/shiro-jwt

Primary LanguageJavaMIT LicenseMIT

shiro-jwt

Shiro-jwt is a library that allows to use apache shiro with JWT (Json Web Tokens).

Dependencies:

  • shiro-core: Shiro core module
  • shiro-web: Shiro web module
  • pax-shiro-cdi-web: Shiro CDI integration
  • nimbus-jose-jwt: JWT library

Getting Started:

We are gonna add some modifications to the tutorial: Securing Web Applications with Apache Shiro

Step 1: Enable Shiro

1a: Add a shiro.ini file

This is a traditional shiro.ini file, the important information here is the use of the JWTOrFormAuthenticationFilter. This filter receive a property (loginUrl) that will be the endpoint to do the login with an user and password. All the others endpoints are gonna be validated againts a JWT.

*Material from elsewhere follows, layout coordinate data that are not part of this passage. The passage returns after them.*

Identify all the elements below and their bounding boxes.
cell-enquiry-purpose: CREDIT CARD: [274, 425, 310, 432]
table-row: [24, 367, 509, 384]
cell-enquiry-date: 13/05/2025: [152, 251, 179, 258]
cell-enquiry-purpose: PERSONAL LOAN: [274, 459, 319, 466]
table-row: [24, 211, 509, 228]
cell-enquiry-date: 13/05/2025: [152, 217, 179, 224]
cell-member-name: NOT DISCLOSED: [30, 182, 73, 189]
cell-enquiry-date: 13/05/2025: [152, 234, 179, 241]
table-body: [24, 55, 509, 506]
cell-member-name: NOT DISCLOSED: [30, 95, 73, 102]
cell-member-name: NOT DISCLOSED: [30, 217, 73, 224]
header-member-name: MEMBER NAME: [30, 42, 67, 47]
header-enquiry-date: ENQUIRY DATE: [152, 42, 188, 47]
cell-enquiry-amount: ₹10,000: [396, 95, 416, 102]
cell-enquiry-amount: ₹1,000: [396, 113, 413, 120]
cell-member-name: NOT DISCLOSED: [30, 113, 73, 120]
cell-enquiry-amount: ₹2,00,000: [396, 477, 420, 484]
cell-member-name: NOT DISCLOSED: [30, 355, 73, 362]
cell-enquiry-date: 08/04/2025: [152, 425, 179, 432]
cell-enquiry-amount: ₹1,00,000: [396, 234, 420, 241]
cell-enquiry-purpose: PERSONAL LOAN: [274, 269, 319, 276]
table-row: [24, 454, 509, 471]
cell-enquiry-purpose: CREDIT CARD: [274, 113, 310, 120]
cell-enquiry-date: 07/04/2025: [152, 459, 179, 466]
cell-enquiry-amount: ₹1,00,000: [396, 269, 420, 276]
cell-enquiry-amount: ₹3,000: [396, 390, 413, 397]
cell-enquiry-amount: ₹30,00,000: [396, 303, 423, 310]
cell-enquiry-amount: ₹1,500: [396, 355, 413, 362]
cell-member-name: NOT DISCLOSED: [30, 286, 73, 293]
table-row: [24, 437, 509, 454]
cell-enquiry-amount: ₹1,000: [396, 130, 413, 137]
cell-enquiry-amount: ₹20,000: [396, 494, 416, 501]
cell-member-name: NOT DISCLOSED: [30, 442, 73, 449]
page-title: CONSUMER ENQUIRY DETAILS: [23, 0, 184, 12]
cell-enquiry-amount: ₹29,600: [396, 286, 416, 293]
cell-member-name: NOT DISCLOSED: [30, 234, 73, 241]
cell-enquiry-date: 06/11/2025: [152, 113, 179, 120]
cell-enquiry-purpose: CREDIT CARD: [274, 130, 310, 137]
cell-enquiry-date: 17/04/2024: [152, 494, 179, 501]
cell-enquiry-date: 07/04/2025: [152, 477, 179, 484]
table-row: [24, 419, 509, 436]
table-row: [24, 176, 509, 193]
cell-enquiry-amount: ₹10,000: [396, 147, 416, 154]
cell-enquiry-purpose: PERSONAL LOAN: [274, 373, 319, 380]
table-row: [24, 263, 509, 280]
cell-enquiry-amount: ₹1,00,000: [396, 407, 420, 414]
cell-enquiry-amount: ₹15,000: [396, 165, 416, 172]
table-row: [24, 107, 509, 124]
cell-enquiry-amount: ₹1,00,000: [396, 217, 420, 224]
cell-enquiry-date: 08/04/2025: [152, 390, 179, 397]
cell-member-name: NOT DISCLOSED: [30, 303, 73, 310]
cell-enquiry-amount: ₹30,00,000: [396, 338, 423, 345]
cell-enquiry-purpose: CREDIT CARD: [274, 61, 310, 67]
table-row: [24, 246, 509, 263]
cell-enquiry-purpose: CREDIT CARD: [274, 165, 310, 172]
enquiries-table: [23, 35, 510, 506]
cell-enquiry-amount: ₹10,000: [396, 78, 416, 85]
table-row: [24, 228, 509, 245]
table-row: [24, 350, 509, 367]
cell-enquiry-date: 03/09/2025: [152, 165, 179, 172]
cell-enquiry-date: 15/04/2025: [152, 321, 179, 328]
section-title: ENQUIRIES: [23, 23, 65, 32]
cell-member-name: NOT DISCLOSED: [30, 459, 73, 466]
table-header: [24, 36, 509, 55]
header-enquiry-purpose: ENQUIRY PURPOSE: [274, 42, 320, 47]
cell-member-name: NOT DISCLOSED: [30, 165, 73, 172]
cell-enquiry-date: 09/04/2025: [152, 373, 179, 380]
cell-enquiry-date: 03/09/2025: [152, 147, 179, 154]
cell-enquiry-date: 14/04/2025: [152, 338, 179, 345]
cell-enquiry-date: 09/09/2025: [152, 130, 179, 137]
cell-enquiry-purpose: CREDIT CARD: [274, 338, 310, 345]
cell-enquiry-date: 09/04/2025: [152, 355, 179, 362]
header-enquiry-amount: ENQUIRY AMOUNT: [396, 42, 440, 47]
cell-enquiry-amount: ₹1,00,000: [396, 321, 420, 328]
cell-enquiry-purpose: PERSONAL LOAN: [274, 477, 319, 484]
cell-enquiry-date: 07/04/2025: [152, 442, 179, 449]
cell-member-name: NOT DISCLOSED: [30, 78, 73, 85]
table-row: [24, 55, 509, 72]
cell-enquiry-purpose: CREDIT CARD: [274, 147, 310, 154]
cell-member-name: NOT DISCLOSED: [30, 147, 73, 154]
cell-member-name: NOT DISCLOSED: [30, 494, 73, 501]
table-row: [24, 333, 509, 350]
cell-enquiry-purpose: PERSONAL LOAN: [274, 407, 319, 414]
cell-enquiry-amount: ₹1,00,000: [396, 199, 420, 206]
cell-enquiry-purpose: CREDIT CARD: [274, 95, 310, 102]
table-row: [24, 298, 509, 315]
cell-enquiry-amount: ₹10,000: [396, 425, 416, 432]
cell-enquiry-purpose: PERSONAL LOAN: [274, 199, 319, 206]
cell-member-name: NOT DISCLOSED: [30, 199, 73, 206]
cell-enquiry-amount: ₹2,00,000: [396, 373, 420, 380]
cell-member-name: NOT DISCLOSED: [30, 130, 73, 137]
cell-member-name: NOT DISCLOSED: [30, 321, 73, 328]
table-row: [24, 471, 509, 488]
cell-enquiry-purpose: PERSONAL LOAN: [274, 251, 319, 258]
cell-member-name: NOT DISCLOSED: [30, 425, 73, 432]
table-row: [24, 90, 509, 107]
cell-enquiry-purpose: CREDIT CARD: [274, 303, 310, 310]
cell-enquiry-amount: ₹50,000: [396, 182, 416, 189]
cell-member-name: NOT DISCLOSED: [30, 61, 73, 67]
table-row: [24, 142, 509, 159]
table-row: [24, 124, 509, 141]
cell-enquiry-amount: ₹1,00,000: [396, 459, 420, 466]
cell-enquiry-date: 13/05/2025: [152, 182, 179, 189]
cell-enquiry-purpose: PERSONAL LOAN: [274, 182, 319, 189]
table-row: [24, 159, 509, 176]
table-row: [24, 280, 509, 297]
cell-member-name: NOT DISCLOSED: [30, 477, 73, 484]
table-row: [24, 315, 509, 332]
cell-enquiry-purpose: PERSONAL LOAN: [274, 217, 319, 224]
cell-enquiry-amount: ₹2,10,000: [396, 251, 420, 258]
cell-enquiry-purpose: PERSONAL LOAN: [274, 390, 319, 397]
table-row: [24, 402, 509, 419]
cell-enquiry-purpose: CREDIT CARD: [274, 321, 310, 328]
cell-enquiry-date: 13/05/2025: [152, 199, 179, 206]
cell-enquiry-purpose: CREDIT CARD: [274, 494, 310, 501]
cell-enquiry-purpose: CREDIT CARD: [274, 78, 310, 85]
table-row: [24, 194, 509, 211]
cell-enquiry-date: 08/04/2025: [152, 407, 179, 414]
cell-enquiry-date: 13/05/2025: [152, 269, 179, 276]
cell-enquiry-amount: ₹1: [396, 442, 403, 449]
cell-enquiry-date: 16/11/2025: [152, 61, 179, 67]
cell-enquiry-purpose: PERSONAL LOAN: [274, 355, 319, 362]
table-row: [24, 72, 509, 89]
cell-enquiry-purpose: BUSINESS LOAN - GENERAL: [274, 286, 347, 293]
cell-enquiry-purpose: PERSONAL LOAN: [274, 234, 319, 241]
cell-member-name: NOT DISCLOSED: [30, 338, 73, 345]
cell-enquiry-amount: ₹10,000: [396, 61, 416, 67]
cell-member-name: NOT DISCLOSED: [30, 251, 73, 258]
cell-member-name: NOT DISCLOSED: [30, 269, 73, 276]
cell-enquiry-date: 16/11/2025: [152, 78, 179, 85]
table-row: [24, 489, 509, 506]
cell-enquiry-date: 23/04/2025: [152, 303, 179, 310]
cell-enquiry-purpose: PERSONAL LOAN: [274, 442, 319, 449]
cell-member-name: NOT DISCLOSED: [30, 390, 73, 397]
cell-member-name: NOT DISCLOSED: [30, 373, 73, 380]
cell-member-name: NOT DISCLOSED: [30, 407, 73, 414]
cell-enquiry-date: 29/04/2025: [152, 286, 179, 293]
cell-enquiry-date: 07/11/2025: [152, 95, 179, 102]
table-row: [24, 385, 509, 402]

Also, it's important to say that there are two realms defined:

[main]
builtInCacheManager = org.apache.shiro.cache.MemoryConstrainedCacheManager

securityManager.realms = $jWTRealm, $formRealm
securityManager.subjectDAO.sessionStorageEvaluator.sessionStorageEnabled = false
securityManager.cacheManager = $builtInCacheManager

passwordMatcher = org.apache.shiro.authc.credential.PasswordMatcher
passwordMatcher.passwordService = $passwordService 
formRealm.credentialsMatcher = $passwordMatcher

tokenMatcher = org.apache.shiro.authc.credential.SimpleCredentialsMatcher
jWTRealm.credentialsMatcher = $tokenMatcher

filterInternal = com.github.panchitoboy.shiro.jwt.filter.JWTOrFormAuthenticationFilter
filterInternal.loginUrl = /resources/test/login

[urls]
/resources/** = filterInternal

1b: Enable Shiro in web.xml

The same file of the tutorial works, but it needs the CdiIniWebEnvironment to enable CDI from pax-shiro-cdi-web

<?xml version="1.0" encoding="UTF-8"?>
<web-app version="3.1" xmlns="http://xmlns.jcp.org/xml/ns/javaee" 
xmlns:xsi="http://www.w3.org/2001/XMLSchema-instance" 
xsi:schemaLocation="http://xmlns.jcp.org/xml/ns/javaee http://xmlns.jcp.org/xml/ns/javaee/web-app_3_1.xsd">

    <context-param>
        <param-name>shiroEnvironmentClass</param-name>
        <param-value>org.ops4j.pax.shiro.cdi.web.CdiIniWebEnvironment</param-value>
    </context-param>

    <listener>
        <listener-class>org.apache.shiro.web.env.EnvironmentLoaderListener</listener-class>
    </listener>
 
    <filter>
        <filter-name>ShiroFilter</filter-name>
        <filter-class>org.apache.shiro.web.servlet.ShiroFilter</filter-class>
    </filter>
 
    <filter-mapping>
        <filter-name>ShiroFilter</filter-name>
        <url-pattern>/*</url-pattern>
    </filter-mapping>
        
    <session-config>
        <session-timeout>30</session-timeout>
    </session-config>
</web-app>

Step 2: Implementing UserDefault and UserRepository

UserDefault

UserDefault is the class used to transfer information between your User Store and shiro-jwt. There are only two methods to be implemented:

public Object getPrincipal();
public Object getCredentials();

UserRepository

UserRepository is the class that allows the realms to search into your User Store and get the UserDefault object.

There are two key methods to be implemented:

public UserDefault findByUserId(Object userId);
public UserDefault findById(Object id);

findByUserId is used by FormRealm to get the user's information using the field userId in the json request in the login endpoint

findById is used by JWTRealm to get the user's information from the sub field in the JWT.

What's the difference between the two methods?

The difference is the information that you stock in the field sub in the JWT. If you chose to use the same id that you received in findByUserId (exammple: email address) both methods must be the same. But, if you decide to use another information (example: numeric primary key of the user in the database) you have to implement a specific way to search the user.

Step 3: Generate tokens

UserRepository.createToken has a default implementation to generate the tokens. You can adapt it for you convenience.

Step 4: Log in

To log in using the FormRealm you have to make a POST request in the endpoint configured in the shiro.ini file with a JsonObject with these two fields:

  • userId
  • password

The recommendation is that the response from this endpoint is the JWT to be used in the others endpoints of the application.

To log in using the JwtRealm, you have to add the JWT in the Authorization's header of your request.